Lucky for you, I’ve put together another short video explaining all, so grab a pen and paper and check it out…
What do you need to apply for planning permission?
- Scale drawing
- Ordinance survey
- Site plan
- Supporting pictures
You can gather of these things yourself, really easily.
The scale drawing is the elevations of your building. So, if you’re going for a shed, then you draw a scale picture of the front, back and sides.
Councils like to use one to 50, which is one centimetre for every 500 millimetres, and it’s fairly straightforward to do.
You can do it with a pen, pencil and ruler, or you could use digital software to help you.

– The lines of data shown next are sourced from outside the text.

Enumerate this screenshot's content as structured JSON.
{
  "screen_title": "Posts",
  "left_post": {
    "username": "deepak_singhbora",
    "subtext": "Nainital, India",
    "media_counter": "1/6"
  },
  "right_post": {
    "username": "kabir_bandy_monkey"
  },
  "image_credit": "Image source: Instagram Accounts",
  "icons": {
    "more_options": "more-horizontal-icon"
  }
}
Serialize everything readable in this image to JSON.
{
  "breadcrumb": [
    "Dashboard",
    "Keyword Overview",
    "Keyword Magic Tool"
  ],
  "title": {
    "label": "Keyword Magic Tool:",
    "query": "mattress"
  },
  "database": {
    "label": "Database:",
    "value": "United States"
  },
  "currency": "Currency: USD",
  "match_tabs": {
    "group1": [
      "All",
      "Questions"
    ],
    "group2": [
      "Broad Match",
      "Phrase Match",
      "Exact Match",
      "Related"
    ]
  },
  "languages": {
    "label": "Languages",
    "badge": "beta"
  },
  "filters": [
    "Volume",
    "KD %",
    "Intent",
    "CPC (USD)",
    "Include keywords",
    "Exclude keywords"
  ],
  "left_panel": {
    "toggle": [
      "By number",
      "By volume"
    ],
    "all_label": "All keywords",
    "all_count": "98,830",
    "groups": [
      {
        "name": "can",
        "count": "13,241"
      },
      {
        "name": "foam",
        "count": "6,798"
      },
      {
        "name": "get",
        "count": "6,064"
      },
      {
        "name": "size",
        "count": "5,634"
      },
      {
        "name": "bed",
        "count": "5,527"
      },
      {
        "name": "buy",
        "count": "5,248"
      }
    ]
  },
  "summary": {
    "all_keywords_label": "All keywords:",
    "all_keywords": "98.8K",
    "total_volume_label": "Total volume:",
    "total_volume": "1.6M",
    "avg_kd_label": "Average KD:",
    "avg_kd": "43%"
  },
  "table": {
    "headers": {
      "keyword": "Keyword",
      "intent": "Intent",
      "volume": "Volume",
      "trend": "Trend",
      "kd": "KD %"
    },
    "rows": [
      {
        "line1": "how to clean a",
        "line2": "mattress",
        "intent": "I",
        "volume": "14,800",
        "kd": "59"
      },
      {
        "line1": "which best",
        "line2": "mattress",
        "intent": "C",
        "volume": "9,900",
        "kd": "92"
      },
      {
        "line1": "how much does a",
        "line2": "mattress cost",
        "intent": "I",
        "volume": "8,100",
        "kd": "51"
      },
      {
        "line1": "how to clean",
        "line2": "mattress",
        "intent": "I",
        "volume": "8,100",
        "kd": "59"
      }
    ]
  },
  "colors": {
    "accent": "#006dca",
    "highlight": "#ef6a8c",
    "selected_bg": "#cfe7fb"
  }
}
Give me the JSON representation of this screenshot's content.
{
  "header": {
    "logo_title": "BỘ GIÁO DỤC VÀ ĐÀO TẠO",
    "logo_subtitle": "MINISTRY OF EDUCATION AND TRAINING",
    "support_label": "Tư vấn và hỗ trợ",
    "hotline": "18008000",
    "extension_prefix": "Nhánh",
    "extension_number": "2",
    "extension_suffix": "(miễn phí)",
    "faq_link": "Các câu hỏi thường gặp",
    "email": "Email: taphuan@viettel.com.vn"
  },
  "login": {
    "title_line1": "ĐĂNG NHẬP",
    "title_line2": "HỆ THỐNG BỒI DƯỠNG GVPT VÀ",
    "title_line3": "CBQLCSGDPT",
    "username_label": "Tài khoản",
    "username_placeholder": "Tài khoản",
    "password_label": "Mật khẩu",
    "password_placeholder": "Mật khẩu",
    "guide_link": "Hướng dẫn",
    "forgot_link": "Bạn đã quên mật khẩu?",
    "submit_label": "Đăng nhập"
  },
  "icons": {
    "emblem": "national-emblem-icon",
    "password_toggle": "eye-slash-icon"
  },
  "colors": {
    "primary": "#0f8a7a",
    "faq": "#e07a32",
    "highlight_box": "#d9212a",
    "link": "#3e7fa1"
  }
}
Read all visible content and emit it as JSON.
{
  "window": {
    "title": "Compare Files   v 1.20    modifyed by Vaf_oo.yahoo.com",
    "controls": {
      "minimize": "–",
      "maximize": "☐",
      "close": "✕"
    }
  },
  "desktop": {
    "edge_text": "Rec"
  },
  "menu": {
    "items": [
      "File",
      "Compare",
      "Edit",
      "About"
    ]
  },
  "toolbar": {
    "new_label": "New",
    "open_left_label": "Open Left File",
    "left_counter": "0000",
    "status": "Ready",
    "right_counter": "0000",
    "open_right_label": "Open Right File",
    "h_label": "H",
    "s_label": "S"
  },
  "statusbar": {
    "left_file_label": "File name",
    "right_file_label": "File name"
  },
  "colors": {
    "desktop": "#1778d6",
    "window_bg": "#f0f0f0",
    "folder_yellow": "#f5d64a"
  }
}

The ordinance survey costs about 36 pounds and you can get that online.
It’s like a street plan of where your house is that you can download, and again it’s to scale, so you would just draw in the size of shed you’ve got on that plan.
A site plan is basically a bigger version of the ordinance survey with everything in your garden filled out, e.g. all the shrubbery, grass areas or decks and any fixtures and fittings that are already there, with the proposed shed in place.
Supporting pictures are to show what the garden’s like before the shed comes, and that’s pretty much it.
They can take information from them and decide whether or not you’re okay to go ahead. Nine times out of ten we don’t have any problems. I think on average over the past ten years, I’ve been refused planning twice, and I’m submitting maybe 20 applications a year.
They like timber buildings, they’re not going to hate you for applying, and everybody needs a shed, so it’s understandable.